Small-town hopelessness breeds evil
Featherston makes you shake your head and wonder. How can a small town, population 2325, get to have such rotten things happen in it?
All my life I've loved the drive down from the Rimutaka Hill Road into this town that looks like a Western movie set with its old-fashioned, deep-verandaed shops and its magnificent stone war memorial, much too big to live up to.
But the south Wairarapa town, with the population (declining) of a big-city high school, has a dark side, as so many rural towns do. There are too many people living idle lives there, without purpose or dignity – if we can use such a big word.
Four people were found guilty last week of murdering disabled local man Glen Jones, a supermarket worker, in a vigilante attack. A woman had accused him of rape, but how much truth there was to that claim is unclear. His killers, one of whom put on her "stomping boots" for the event, await sentencing.

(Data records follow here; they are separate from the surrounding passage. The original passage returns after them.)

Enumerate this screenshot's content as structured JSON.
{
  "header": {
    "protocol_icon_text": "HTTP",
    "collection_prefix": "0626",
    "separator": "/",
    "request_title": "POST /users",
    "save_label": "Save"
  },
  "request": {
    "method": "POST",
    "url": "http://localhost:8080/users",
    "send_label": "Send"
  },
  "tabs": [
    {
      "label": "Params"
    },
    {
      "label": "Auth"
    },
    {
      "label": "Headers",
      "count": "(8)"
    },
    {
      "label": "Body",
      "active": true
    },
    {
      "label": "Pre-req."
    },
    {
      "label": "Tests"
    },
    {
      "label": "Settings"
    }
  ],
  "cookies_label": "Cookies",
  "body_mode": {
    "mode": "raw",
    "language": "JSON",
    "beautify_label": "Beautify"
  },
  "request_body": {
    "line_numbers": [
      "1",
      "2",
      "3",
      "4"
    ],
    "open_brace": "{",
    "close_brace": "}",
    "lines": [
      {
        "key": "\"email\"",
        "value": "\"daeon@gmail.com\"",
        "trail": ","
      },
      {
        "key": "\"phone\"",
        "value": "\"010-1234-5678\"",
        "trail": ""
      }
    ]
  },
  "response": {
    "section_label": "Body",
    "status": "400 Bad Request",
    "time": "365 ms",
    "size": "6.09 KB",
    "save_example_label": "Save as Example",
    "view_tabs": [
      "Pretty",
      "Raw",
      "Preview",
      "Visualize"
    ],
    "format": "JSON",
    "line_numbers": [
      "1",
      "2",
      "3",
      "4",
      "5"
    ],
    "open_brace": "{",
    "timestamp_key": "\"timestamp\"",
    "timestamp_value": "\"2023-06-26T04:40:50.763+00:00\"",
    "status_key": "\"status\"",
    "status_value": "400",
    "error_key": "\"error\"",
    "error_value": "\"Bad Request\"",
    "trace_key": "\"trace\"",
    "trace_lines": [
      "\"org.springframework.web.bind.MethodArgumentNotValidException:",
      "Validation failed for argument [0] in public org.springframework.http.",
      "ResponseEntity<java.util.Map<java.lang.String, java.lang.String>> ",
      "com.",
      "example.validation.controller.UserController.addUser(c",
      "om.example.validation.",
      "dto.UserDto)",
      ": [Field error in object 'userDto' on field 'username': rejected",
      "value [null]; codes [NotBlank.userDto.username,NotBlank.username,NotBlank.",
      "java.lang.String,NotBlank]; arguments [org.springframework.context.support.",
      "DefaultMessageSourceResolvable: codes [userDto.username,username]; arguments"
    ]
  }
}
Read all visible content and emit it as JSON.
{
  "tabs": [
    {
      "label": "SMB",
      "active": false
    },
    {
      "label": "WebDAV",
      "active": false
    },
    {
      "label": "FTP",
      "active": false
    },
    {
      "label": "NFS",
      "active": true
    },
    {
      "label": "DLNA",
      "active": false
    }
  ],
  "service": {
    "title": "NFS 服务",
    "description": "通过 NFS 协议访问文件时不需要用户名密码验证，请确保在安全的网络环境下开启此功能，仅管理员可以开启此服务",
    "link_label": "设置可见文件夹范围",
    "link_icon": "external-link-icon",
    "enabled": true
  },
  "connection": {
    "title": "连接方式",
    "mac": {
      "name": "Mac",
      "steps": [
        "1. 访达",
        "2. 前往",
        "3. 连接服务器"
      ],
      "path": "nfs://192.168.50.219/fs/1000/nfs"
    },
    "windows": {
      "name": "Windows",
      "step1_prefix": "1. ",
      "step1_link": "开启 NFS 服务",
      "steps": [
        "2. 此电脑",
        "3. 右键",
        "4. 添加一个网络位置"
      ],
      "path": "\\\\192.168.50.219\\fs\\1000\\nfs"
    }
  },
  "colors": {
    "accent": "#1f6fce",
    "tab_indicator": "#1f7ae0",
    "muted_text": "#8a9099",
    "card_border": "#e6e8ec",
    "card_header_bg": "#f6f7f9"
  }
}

What happened after the attack revealed nastiness that, in its casual way, was almost as bad. A drive to an Upper Hutt service station, where they cleaned blood off their shoes and ate pies.
On then to Wellington, and a lap around its nightclub circuit before stopping at the Taita cemetery, where one of the killers, who lived in the Hutt, visited the grave of his baby daughter and partner.
They had died two years earlier, on the same date, in a car crash. He had observed the anniversary by killing a man. When you have no moral compass you just do what you do.
Together again the next afternoon, with the killing on the news, the four young, soon-to-be-convicted killers (their ages ranged from 23 to 29) were idly doing "burnouts" in Masterton. Catching them was a doddle.
All of the four are parents. All of them, based on that night's events, are hardly fit to be.
On a brief court appearance last year, Kristofer Lee Jones, the man who visited the cemetery, repeatedly pulled the finger, mouthed words and grinned at a police officer. What are you supposed to think?
Equally unfit to be a parent was Steven Williams, the stepfather of 6-year-old Coral-Ellen Burrows. He killed Coral in Featherston in 2003 after a night smoking P, his fifth night and day without sleeping. He, too, washed the blood off at a service station.
An unemployed farm labourer with 90 convictions, he was by no means anyone's ideal stepfather, yet he was in that position of trust, and that is what he did with it.
All of these details are banal, as someone once said evil is. It's a series of choices, the kind you make when you think ahead only as far as the next five minutes, and can't visualise consequences.
I make no excuses. There aren't any. But I suspect the small towns of this country, like Featherston, have gone bad since the infrastructure that once surrounded them collapsed. With that went opportunities for work, which offers the ability to live decently, if modestly, that welfare does not. You can see how hopelessness sets in, especially if you're unskilled.
When the world doesn't value you how can you value anyone, even your own kids?
Money isn't a good measure of value, but it has replaced the folk Christianity that knitted small communities together, back when those attractive old buildings went up with so much misplaced confidence in the future.
How can we not agree with Carterton district councillor Jill Greathead, chairwoman of the Wairarapa Psychoactive Substances Working Party, in her protest at having to "provide a location" for the selling of legal highs?
Synthetic cannabis has already caused widespread damage in Wairarapa, she said last week; it is a psychoactive substance that eventually leads to psychosis.
"We say that's bad," said Greathead, "yet the Government's telling me this [synthetic] stuff's OK?"
I'm not fooled either. Drugs and idleness are a lethal combination.